原審(神戸地裁平成31年(ワ)488)は、被控訴人に控訴人主張に係る本件契約上の協議義務違反等の債務不履行があるとは認められないとして、控訴人の請求を棄却したところ、控訴人がこれを不服として控訴した。

なお、上記出願後、本件発明に係る特許を受ける権利は被控訴人に承継されて特許出願人の名義は被控訴人に変更され、原審審理中に本件発明に係る特許権が被控訴人を特許権者として設定登録された。

スポンサーリンク

2.裁判所の判断

裁判所(大阪高裁・第8民事部)は、本件訴訟は、民訴法6条1項2号により大阪地方裁判所の管轄に専属するというべきであって、神戸地方裁判所において言い渡された原判決は管轄違いの判決であるとして、民訴法309条により、原判決を取り消し、本件を管轄裁判所である大阪地方裁判所に移送すると判決した。

以下に、裁判所の判断を一部抜粋する。

「本件は、債務不履行に基づく損害賠償請求訴訟として訴訟提起された事件であるが、その訴状の記載からは、その争点が、特許を受ける権利に関する契約条項違反ということで特許を受ける権利が請求原因に関係しているといえるし、その判断のためには専門技術的な事項の理解が必要となることが類型的抽象的に想定されることから、本件は「特許権」「に関する訴え」に含まれると解するのが相当である・・・。

そうすると、大阪府内に主たる事務所を有する控訴人と神戸市内に主たる事務所を有する被控訴人との間における、控訴人の被控訴人に対する債務不履行の損害賠償請求である本件は、管轄の一般原則によれば債務の義務履行地である控訴人の主たる事務所の所在地を管轄する大阪地方裁判所又は被控訴人の主たる事務所の所在地を管轄する神戸地方裁判所が管轄権を有すべき場合であるから、本件訴訟は、民訴法6条1項2号により大阪地方裁判所の管轄に専属するというべきであって、神戸地方裁判所において言い渡された原判決は管轄違いの判決であって、取消しを免れない。」

スポンサーリンク

3.コメント

医療法人再生未来(控訴人)の訴えについては移送先の大阪地裁にて審理される。

本件は、受託研究契約に関連して得られた知的財産の取扱いを巡って委託側と受託側との間でしばしば起こりうる問題が争いにまで発展した典型例といえるだろう。

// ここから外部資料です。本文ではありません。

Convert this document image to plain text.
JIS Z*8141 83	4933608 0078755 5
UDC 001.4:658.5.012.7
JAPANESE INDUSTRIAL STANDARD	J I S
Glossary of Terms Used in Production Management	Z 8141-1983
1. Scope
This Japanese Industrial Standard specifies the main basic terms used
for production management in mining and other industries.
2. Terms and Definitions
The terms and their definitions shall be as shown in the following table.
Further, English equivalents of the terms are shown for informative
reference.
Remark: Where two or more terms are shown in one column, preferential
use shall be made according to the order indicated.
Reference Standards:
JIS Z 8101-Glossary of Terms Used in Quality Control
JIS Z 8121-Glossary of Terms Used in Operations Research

判決文に別紙として請求の原因が添付されているので参考になる。

このような事件に発展するかもしれないと想像しながら、研究を委託する側は、契約締結前の内容の精査、契約締結後の受託側とのコミュニケーション、契約終了時の整理等に気を配る必要がある(もちろん、受託側も)。それでも争いが避けられなかったのが本事件の現実かもしれないが。

特許第6718561号より

なお、本件発明に係る特許は、判決文中にその登録番号が明記されていないが、本件発明はCHO細胞を用いたGcMAFの合成に関するものであり、2017年12月ころには個人で出願しており、その後、公益財団法人神戸医療産業都市推進機構(被控訴人)に承継されて出願人名義が変更されたものであるとのこと等から推測すれば、特許第6718561号であろう。

医療法人再生未来(控訴人)は、本件特許の無効審判を請求(無効2020-800099)したが、特許庁が特許権者による訂正を認め、当該請求は成り立たないとする審決をし、その審決は確定した。

被控訴人(公益財団法人神戸医療産業都市推進機構)の理事長は、2018年にノーベル生理学・医学賞を受賞した本庶佑氏。